15 Nisan 2016 Cuma

Rüya


Dün gece rüyamda karanlık bir ormanda, bata çıka, tırmana, düşe yol bulmaya çalışıyordum.
Yoksa birşeyden mi kaçıyordum, tam hatırlamıyorum.
İki kaya parçası arasından geçmem gerekiyordu; önümde kim olduğunu bilmediğim bir karaltı, boğazını kayanın bir yerine denk getirip geçti...
Ben de aynısını yaptım, ama olmadı.
Sıkışıp kaldım boğazımdan..
Kan ter içinde uyandım...
Yaşadığım duygu nefessiz kalmak, kaçamamak, hareket edememekti!

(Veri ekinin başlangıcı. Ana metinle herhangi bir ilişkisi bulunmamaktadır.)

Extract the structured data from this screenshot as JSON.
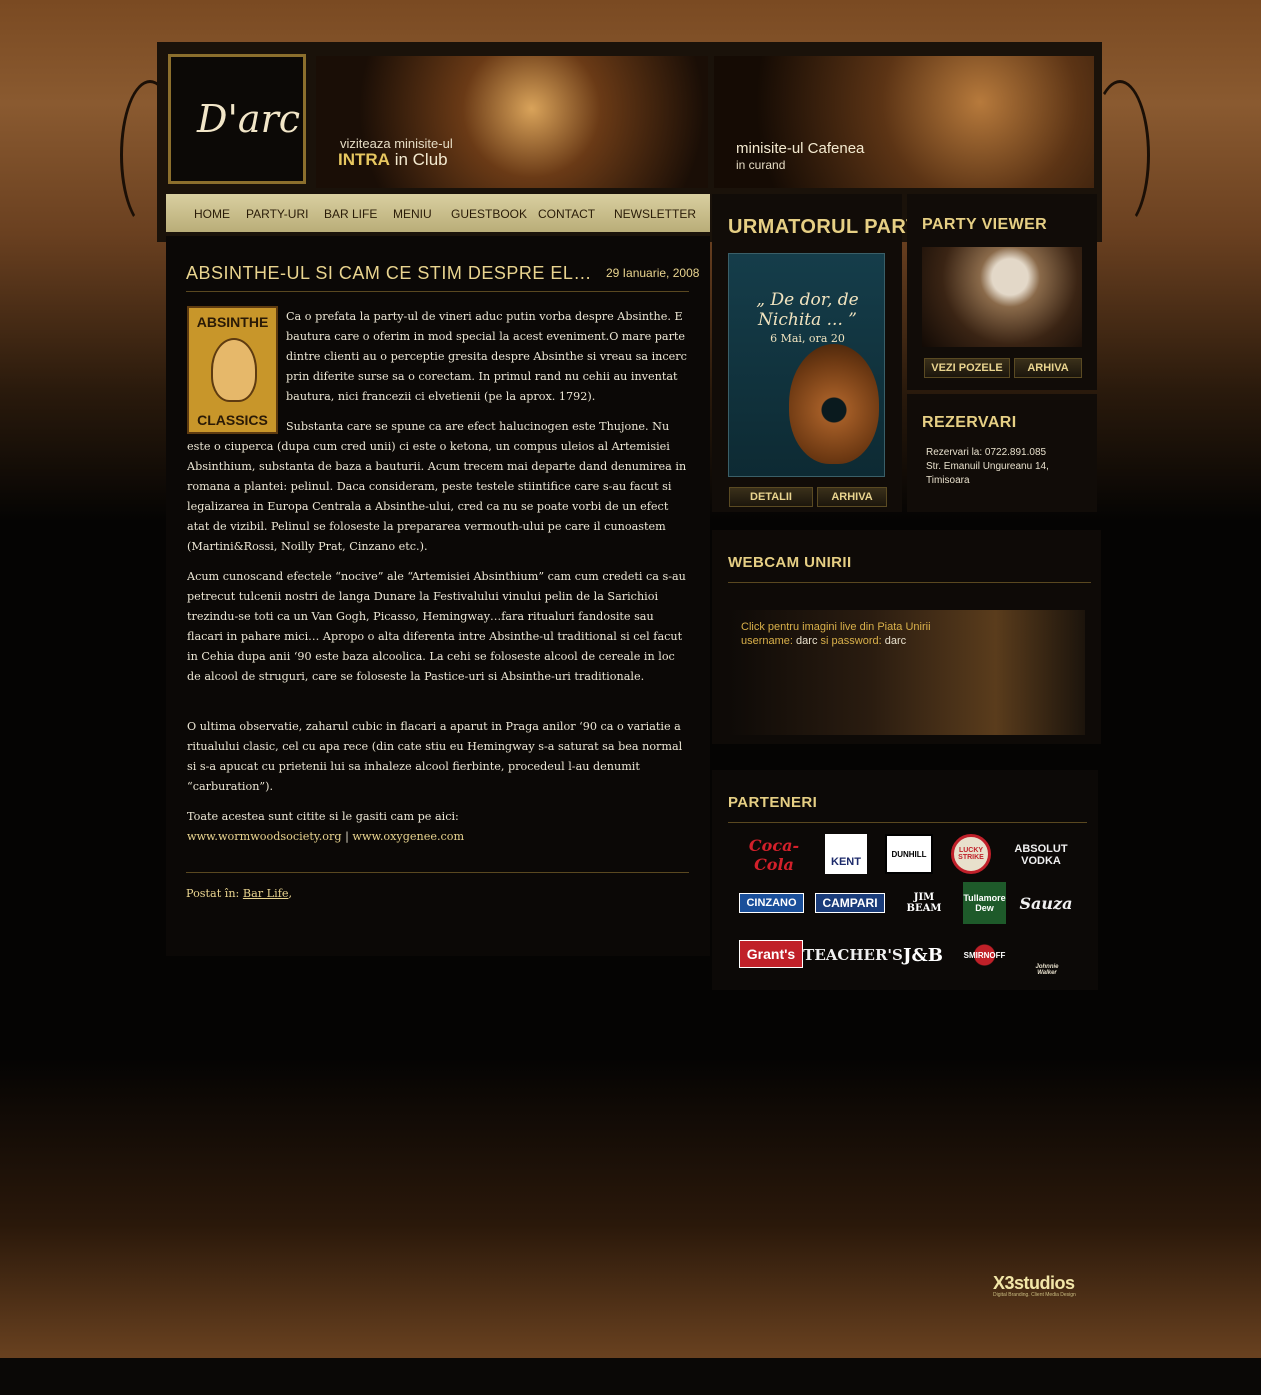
{
  "header": {
    "logo_text": "D'arc",
    "minisite_club": {
      "line1": "viziteaza minisite-ul",
      "highlight": "INTRA",
      "rest": "in Club"
    },
    "minisite_cafe": {
      "line1": "minisite-ul Cafenea",
      "line2": "in curand"
    }
  },
  "nav": {
    "items": [
      "HOME",
      "PARTY-URI",
      "BAR LIFE",
      "MENIU",
      "GUESTBOOK",
      "CONTACT",
      "NEWSLETTER"
    ]
  },
  "post": {
    "title": "ABSINTHE-UL SI CAM CE STIM DESPRE EL…",
    "date": "29 Ianuarie, 2008",
    "image_top": "ABSINTHE",
    "image_bottom": "CLASSICS",
    "paragraphs": [
      "Ca o prefata la party-ul de vineri aduc putin vorba despre Absinthe. E bautura care o oferim in mod special la acest eveniment.O mare parte dintre clienti au o perceptie gresita despre Absinthe si vreau sa incerc prin diferite surse sa o corectam. In primul rand nu cehii au inventat bautura, nici francezii ci elvetienii (pe la aprox. 1792).",
      "Substanta care se spune ca are efect halucinogen este Thujone. Nu este o ciuperca (dupa cum cred unii) ci este o ketona, un compus uleios al Artemisiei Absinthium, substanta de baza a bauturii. Acum trecem mai departe dand denumirea in romana a plantei: pelinul. Daca consideram, peste testele stiintifice care s-au facut si legalizarea in Europa Centrala a Absinthe-ului, cred ca nu se poate vorbi de un efect atat de vizibil. Pelinul se foloseste la prepararea vermouth-ului pe care il cunoastem (Martini&Rossi, Noilly Prat, Cinzano etc.).",
      "Acum cunoscand efectele “nocive” ale “Artemisiei Absinthium” cam cum credeti ca s-au petrecut tulcenii nostri de langa Dunare la Festivalului vinului pelin de la Sarichioi trezindu-se toti ca un Van Gogh, Picasso, Hemingway…fara ritualuri fandosite sau flacari in pahare mici… Apropo o alta diferenta intre Absinthe-ul traditional si cel facut in Cehia dupa anii ‘90 este baza alcoolica. La cehi se foloseste alcool de cereale in loc de alcool de struguri, care se foloseste la Pastice-uri si Absinthe-uri traditionale.",
      "O ultima observatie, zaharul cubic in flacari a aparut in Praga anilor ‘90 ca o variatie a ritualului clasic, cel cu apa rece (din cate stiu eu Hemingway s-a saturat sa bea normal si s-a apucat cu prietenii lui sa inhaleze alcool fierbinte, procedeul l-au denumit “carburation”).",
      "Toate acestea sunt citite si le gasiti cam pe aici:"
    ],
    "links": [
      "www.wormwoodsociety.org",
      "www.oxygenee.com"
    ],
    "link_separator": "|",
    "posted_label": "Postat în:",
    "posted_category": "Bar Life",
    "posted_suffix": ","
  },
  "next_party": {
    "title": "URMATORUL PARTY",
    "poster_title": "„ De dor, de Nichita ... ”",
    "poster_date": "6 Mai, ora 20",
    "btn_details": "DETALII",
    "btn_archive": "ARHIVA"
  },
  "party_viewer": {
    "title": "PARTY VIEWER",
    "btn_photos": "VEZI POZELE",
    "btn_archive": "ARHIVA"
  },
  "reservations": {
    "title": "REZERVARI",
    "line1": "Rezervari la: 0722.891.085",
    "line2": "Str. Emanuil Ungureanu 14,",
    "line3": "Timisoara"
  },
  "webcam": {
    "title": "WEBCAM UNIRII",
    "line1": "Click pentru imagini live din Piata Unirii",
    "user_label": "username:",
    "user_value": "darc",
    "pass_label": "si password:",
    "pass_value": "darc"
  },
  "partners": {
    "title": "PARTENERI",
    "logos": [
      "Coca-Cola",
      "KENT",
      "DUNHILL",
      "LUCKY STRIKE",
      "ABSOLUT VODKA",
      "CINZANO",
      "CAMPARI",
      "JIM BEAM",
      "Tullamore Dew",
      "Sauza",
      "Grant's",
      "TEACHER'S",
      "J&B",
      "SMIRNOFF",
      "Johnnie Walker"
    ]
  },
  "footer": {
    "brand": "X3studios",
    "tagline": "Digital Branding. Client Media Design"
  },
  "colors": {
    "accent_gold": "#e9d48f",
    "background_brown": "#7a4a22",
    "nav_bg": "#d9cfa0"
  }
}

Uyandıktan sonra epey bir düşündüm...
Hayatımda şimdiye kadar hiç yapmadığım birşeydi bugüne kadar, geçemeyeceğim deliklere meyletmek...
Ennn korktuğum gerçekle yüzleştim, herkesin geçebildiği yerde takılıp kaldım!
Çok korktum!!!

En büyük korkularımızın, en büyük sınavlarımız olduğunu görecek kadar biliyorum hayatı..
Bir gün gelip, iki kaya arasında, boğazımdan takılıp kalma ihtimalimi de:-)
Bundan kaçamayacağımı da...
Bilmediğim burdan nasıl çıkacağım?
Nerde takılacağımız belli çoktan aslında...
Asıl iş takılmakta değil, kurtulmakta...
Onun için gelmedik mi bu dünyaya?

Hareket mi etmeli yoksa durup yardım mı beklemeli?
Üstüne mi gitmeli, içine mi kaçmalı?
Yolunu mu değiştirmeli, elindekini mi tutmalı?
Yeniden mi başlamalı, geriye mi bakmalı?
Kenarda mı durmalı, içinden mi geçmeli?
Karar mı vermeli, akışa mı uymalı?

Hangisi doğru?

Provası yok hayatın, bütünlemesi de...Başa gelmeden bilmek, yüzleşmeden öğrenmek mümkün değil kendi gerçeğimizi...
Kendini, yalnızca kendini sağlam tutmaktan başka çare yok...
Sezgilerine güvenmekten başka yol yok...
Korkunun ecele faydası yok...
Yaşamaktan başka çıkış, göze almaktan başka çözüm yok...
Sıkışıp kalmadan, kendi yolunu bulmadan yaşam yok!!!